3 reasons you should start with Sinatra

As a junior developer, you pretty much learn Ruby through Rails. It’s the most popular framework, the community is fantastic, and businesses look for experience in it. And I pretty much agree, it’s awesome.

But if I had it to do over again, I would start with Sinatra. And here’s why.

1. It can actually make your code easier to understand

In the beginning, we need all the help we can get. I would often come back to code I had written in Rails after a few weeks and was a bit disoriented. But with Sinatra, your code must be more explicit.

A simple illustration:

# rails
def list_stats(data)
data.descriptive_statistics
end
puts list_stats(Player.weekly_stats).variance.round(2) => 7.72

Where are these methods coming from? And the Player model? Like a lot of things in Rails, it just works…sweet!
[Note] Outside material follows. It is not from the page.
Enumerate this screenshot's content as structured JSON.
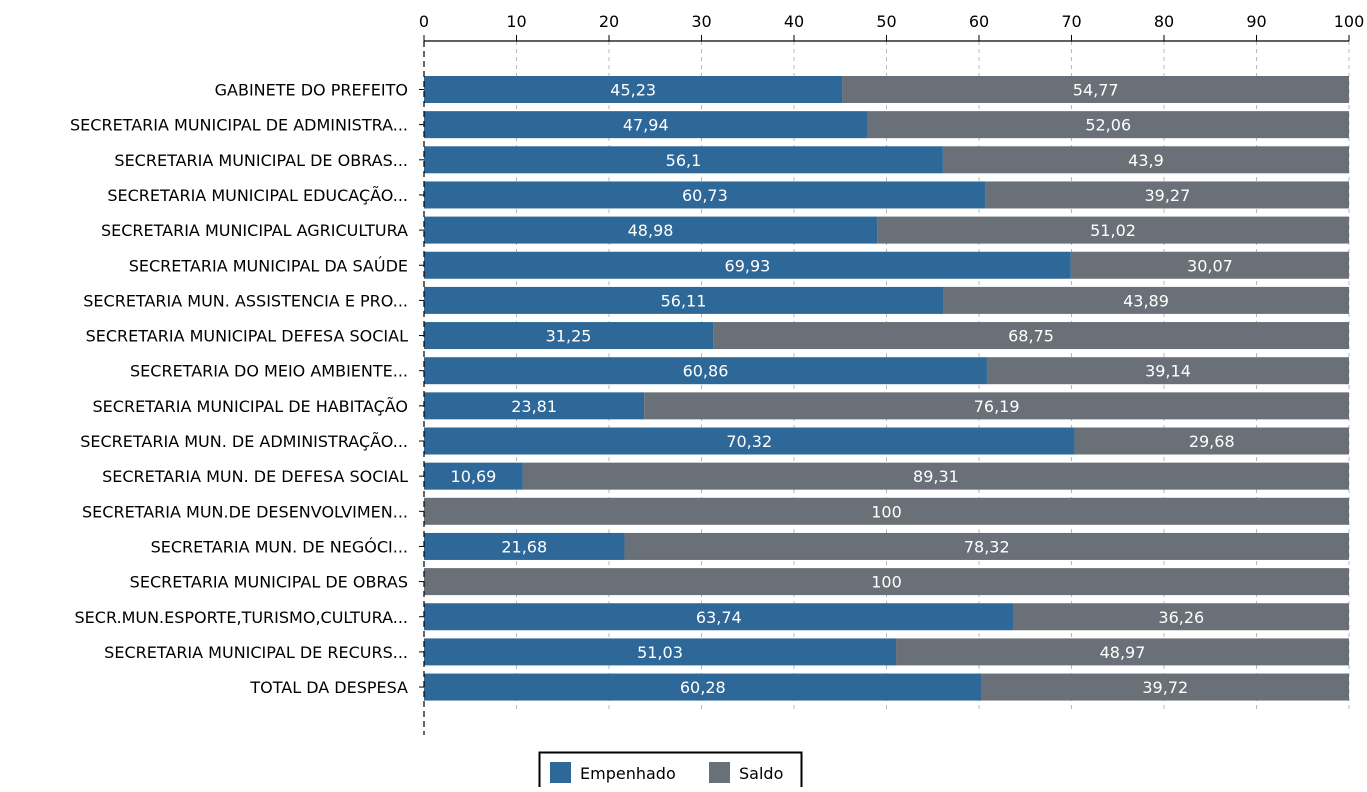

However, it’s not so easy to understand what’s actually happening.

Now imagine this:

# sinatra
require 'descriptive_statistics'
require 'model/player'
def list_stats(data) 
data.descriptive_statistics
end
puts list_stats(Player.weekly_stats).variance.round(2) => 7.72

Sure, it’s a few extra lines of code, but we’ve removed all doubt on where things are coming from. And if I have any additional questions regarding those methods, I know exactly where to look.

2. It encourages design feedback

Most of us know how to follow a tutorial. For learning some of the more fundamental concepts, it works. But once we start expanding outside of that scope and building our own stuff, we need help writing good, clean code.

As a by-product of having to require our dependencies, as shown above, Sinatra can serve a useful purpose.

If I have a class with too many dependencies, Sinatra is letting us know that it’s taking on too much responsibility. Now I can begin to break up that class rather than adding to it.

3. It’s really all you need…for now

For the most part, we aren’t building large, full-scale applications. Rails is undoubtedly better suited for those kinds of projects. It comes fully loaded, and solves a lot of the common problems you would eventually have to solve yourself with Sinatra.

But for most projects, Sinatra can guide you through what some of those common problems are without sacrificing much time. It’s not going to do everything for you. But I think that’s the point.

Sinatra is an opportunity to remove the magic Rails provides, without feeling lost. You can dig under the hood, without being overwhelmed.

And eventually, you’ll realize there wasn’t that much to be afraid of to begin with.